Khayrallah and Robin Hyde-DeRuyscher, Emergo’s co-founder and chief scientific officer, positioned the company for the venture round with the help of a $75,000 Company Inception Loan in 2017 from the North Carolina Biotechnology Center.

TARGETING FLU AND FLU-LIKE ILLNESSES

“In flu and other viruses that are similar to the flu, the virus itself does not cause the damage,” Khayrallah says. “The virus is very innocuous.”

Rather, he says, an over-response to the virus by the body’s innate immune system is responsible for flu symptoms such as fever, chills, fatigue, sore throat and aches.

“When the immune system gears up like that, it really wreaks havoc on the body,” he says.

Some of the immune response comes from a type of white blood cell called mast cells that release a flood of powerful chemical mediators including histamine, heparin, cytokines, leukotrienes, proteases and granulocyte macrophage colony-stimulating factor.

“Our drug helps modulate these mast cells’ chemical signaling,” he says. “The idea is to help tone down the immune system in certain conditions when the immune system gets geared up in an inappropriate fashion.”

Norketotifen is a metabolite, or byproduct, of ketotifen, an antihistamine that stabilizes mast cells and has been used to treat asthma, allergies and conjunctivitis for four decades under various brand names including Zaditor and Alaway.

“We tend to gravitate toward molecules that are very well known,” Khayrallah says. “How do we tweak them, how do we modify them to where we can benefit more from them while capitalizing on what we already know? This is the core expertise that we’ve developed over the years, my team and I.”

By reining in the body’s immune response to flu and flu-like illnesses, norketotifen may help spare patients the miserable symptoms and complications that can lead to hospitalization and even death.

“We are starting with the flu even though we know there is a slew of other potential diseases or illnesses that we can tackle,” Khayrallah says.

CLINICAL TRIALS ON HORIZON

Next steps in the development of norketotifen will be toxicology studies, manufacturing preparation and clinical trials.

“If all continues to go as it has so far,” Khayrallah says, “we should be in clinical trials later this year.”

If successful, the studies that the company plans to conduct would prepare for Phase 3 trials and eventual marketing and sales of norketotifen by another pharmaceutical company by late 2020, he says.

“That’s been the modus operandum for all of my companies. We do a merger or acquisition by a larger, capable partner once we have proven the concept.”

Khayrallah and his previous co-founders used that model for three companies they created and then exited between 2009 and 2014: Addrenex Pharmaceuticals, Neuronex and Aerial BioPharma, all of Morrisville.

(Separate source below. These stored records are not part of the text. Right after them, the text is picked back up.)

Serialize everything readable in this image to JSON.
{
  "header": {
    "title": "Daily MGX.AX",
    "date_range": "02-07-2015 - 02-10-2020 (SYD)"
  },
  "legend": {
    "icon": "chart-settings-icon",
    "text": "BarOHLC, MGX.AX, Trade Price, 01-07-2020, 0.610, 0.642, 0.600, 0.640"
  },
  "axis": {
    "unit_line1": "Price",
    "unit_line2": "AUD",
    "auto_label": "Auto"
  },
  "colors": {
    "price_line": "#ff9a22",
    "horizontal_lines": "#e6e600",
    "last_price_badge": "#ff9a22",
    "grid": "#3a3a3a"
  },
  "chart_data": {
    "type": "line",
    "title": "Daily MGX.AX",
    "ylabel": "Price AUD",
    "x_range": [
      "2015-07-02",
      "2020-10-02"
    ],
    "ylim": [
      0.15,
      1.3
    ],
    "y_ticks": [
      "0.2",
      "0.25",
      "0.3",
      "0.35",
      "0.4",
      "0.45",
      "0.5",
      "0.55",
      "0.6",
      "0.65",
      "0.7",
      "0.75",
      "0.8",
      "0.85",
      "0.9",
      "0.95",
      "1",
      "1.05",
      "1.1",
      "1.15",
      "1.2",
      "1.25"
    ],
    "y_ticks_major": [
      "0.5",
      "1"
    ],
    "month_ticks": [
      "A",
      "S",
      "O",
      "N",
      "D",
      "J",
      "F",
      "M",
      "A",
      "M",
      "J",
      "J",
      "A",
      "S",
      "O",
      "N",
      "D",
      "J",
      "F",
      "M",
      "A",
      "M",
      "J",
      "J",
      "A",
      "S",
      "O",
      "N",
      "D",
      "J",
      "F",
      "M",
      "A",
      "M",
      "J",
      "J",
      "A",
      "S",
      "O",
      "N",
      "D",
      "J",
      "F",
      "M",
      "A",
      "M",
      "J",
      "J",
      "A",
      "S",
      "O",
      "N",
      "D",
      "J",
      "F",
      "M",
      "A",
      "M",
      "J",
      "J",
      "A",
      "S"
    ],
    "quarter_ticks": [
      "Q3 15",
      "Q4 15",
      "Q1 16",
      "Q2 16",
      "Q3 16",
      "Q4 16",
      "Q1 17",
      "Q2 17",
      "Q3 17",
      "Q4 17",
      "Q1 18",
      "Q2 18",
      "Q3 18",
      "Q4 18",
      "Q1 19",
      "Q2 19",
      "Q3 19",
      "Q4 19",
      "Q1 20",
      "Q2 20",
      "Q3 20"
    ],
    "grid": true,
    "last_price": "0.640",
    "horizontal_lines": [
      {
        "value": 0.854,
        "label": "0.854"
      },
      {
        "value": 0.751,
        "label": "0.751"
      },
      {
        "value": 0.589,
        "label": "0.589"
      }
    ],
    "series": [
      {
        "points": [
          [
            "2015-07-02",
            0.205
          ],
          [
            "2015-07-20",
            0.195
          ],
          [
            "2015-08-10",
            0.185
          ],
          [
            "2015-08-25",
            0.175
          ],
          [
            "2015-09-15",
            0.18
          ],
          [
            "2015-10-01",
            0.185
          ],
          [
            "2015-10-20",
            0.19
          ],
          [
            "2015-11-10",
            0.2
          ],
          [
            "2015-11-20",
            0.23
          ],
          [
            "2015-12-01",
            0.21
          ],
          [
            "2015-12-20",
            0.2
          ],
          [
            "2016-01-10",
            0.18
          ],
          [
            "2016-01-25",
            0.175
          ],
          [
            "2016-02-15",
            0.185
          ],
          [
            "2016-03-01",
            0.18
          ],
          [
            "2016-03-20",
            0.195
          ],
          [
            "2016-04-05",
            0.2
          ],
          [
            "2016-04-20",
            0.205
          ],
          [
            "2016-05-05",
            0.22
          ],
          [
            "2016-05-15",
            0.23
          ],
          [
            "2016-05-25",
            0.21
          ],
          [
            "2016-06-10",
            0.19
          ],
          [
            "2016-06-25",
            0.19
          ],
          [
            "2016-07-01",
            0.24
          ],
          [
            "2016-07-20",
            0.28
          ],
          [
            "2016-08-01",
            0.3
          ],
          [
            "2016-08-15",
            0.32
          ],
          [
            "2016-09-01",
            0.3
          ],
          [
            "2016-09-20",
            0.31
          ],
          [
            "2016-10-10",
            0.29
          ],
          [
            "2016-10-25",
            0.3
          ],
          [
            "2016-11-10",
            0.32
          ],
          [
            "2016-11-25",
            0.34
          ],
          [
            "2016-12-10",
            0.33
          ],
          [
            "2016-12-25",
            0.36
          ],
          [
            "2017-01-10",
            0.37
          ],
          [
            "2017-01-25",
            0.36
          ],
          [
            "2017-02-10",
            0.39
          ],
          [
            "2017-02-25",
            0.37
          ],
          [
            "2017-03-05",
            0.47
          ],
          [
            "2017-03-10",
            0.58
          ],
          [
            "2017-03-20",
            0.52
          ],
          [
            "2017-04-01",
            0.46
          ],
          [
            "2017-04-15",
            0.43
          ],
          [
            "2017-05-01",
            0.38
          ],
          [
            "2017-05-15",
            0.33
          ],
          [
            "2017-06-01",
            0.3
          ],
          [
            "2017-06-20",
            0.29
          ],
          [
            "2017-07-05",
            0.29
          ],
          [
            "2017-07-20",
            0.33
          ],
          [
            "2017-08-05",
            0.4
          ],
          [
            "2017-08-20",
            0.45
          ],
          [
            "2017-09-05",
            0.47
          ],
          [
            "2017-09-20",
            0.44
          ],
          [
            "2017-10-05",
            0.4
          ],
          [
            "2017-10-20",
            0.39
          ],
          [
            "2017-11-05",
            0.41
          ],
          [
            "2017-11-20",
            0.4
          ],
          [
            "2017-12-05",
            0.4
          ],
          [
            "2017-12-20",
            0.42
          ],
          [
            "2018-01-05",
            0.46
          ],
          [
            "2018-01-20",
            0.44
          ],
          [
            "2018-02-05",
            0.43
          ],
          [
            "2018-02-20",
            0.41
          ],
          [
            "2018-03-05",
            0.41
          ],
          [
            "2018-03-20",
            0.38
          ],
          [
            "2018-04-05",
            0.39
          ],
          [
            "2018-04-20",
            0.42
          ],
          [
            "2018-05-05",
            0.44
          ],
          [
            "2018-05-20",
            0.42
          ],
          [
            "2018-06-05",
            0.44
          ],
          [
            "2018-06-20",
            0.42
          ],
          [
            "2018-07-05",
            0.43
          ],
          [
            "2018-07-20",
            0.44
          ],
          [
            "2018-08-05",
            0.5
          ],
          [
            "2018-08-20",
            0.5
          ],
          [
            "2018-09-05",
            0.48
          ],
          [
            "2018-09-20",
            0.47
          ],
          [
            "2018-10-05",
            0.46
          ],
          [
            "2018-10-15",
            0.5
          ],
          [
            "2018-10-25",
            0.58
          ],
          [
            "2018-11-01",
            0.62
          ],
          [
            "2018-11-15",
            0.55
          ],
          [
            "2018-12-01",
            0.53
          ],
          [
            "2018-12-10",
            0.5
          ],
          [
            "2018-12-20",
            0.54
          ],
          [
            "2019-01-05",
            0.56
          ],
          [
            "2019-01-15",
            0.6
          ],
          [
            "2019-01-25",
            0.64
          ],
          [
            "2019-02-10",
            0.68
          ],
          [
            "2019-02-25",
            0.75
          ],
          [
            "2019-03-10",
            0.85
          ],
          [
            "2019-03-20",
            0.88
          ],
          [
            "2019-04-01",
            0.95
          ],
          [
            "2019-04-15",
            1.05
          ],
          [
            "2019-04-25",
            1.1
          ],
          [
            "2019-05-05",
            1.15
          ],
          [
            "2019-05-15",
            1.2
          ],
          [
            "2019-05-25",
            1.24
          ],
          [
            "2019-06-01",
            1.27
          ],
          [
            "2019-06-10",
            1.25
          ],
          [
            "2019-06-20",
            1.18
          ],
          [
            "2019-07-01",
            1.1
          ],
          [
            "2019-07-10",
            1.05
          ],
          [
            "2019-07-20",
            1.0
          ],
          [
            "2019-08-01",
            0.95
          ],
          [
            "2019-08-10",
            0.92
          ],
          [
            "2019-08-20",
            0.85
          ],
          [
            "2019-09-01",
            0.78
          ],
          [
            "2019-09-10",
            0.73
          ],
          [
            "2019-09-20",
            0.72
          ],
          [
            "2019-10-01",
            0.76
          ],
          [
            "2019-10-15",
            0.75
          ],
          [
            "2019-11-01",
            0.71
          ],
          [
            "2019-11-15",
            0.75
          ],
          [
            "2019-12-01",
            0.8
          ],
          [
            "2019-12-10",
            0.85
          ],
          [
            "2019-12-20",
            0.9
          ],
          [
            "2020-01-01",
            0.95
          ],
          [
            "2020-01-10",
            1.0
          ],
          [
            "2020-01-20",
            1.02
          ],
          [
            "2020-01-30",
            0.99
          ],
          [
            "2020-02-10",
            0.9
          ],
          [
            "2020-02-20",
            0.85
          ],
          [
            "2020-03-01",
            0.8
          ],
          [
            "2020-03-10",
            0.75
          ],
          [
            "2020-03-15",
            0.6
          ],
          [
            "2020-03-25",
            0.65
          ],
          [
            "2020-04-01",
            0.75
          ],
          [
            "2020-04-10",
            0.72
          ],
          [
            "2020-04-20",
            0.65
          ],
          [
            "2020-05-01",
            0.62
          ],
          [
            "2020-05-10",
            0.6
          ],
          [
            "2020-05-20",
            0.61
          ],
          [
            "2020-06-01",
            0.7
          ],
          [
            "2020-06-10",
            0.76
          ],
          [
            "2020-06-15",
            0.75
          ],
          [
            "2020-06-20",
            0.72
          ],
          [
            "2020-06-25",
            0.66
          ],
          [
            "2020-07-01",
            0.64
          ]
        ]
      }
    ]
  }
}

Addrenex, a developer of drugs to regulate the adrenergic system, was sold to Sciele Pharma, an Atlanta-based unit of Shionogi & Co. of Osaka, Japan, for $29 million in 2009.

Neuronex, developer of an epilepsy drug, was sold in 2012 to New York-based Acorda for $6.8 million with additional milestone payments when the drug was submitted for approval in the U.S. (The drug did not make it to the market.)

Aerial BioPharma sold the rights to its clinical-stage narcolepsy drug in 2014 to Jazz Pharmaceuticals of Dublin for $125 million in cash plus up to $272 million in potential milestone payments if the drug is approved.

As with Emergo, all three companies received early stage loans from the Biotechnology Center that helped position them for follow-on investments from other sources.

“When an entrepreneur has a good idea,” Khayrallah says, “I’ve learned that there’s always potential for funding it.”